Después de eso, cuando ya la fiesta decaía, Ana me llevó a la azotea y me sorprendió con algo que no me esperé. Siempre que creí que esperaría algún momento especial para hacerlo, pues la historia, el cliché típico de las relaciones entre parejas, así lo respaldaba, pero no fue así. La noche estaba despejada; la luna, aburrida, bostezaba en el cielo y estaba a punto de quedarse dormida; pensé que no se había podido dormir por el tucutúm-tucutúm de tanto tambor. Ana, primero, me agarró una mano y muy románticamente, me obligó a ponerme los audífonos que me había dado y a escuchar los tres temas que GOTAS había hecho. Incluido aquel del beso de la lluvia que, en el fondo, no lo entendí del todo.
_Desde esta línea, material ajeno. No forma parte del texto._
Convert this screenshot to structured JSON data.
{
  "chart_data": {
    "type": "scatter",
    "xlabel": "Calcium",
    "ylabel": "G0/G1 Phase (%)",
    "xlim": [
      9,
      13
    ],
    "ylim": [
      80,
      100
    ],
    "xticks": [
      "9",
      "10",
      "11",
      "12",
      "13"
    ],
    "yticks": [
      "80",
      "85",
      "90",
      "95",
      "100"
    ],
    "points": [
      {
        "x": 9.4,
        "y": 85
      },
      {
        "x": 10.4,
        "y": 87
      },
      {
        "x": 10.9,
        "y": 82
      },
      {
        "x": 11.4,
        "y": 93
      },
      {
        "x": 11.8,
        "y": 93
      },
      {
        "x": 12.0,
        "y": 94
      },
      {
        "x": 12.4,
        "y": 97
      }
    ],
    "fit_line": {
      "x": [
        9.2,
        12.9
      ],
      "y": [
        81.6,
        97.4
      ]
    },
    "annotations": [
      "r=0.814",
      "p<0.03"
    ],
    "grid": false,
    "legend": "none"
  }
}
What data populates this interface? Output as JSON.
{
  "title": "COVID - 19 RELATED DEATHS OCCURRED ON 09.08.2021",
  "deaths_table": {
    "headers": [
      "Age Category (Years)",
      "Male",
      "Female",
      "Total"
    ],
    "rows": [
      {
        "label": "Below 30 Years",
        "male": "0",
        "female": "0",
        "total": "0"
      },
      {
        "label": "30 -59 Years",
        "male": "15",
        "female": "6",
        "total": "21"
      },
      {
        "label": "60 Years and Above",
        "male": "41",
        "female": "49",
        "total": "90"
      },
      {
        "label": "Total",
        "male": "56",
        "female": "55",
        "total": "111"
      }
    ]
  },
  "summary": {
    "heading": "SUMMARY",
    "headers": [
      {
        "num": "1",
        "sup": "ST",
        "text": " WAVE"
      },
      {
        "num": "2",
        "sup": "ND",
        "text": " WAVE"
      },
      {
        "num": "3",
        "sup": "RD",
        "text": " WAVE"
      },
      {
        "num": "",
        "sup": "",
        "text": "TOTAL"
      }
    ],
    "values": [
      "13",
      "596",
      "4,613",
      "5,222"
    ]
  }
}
Yo sería incapaz de achacarle mis carencias a alguien ajeno, por respeto a mí mismo primero y luego por aprecio a los demás. No me veo en la posición de demeritar el trabajo de nadie solo por el hecho de que no satisfaga mis gustos. Después de esa noche, Ana y yo nos despedimos en buenos términos, con la promesa de vernos en la casa de alguno de los dos para singar hasta desfallecer, pero ahora, que me invitó a su casa, no tengo las palabras necesarias para decirle que no me gusta lo que hace con su grupo. ¿Cómo lo hago, cómo se lo digo? ¿Antes o después del acto de desfallecer? ¿Me es mejor regresar con otra pintora y no invadir más terrenos artísticos, contentarme con uno solo? Mejor me lo pienso con rapidez, porque el cielo está nublado, va a llover, seguro, y si me coge en la calle el aguacero, doy por sentado que seré yo el verraco que besará la lluvia. Ya caen las primeras gotas, y no su grupo de pop sintético.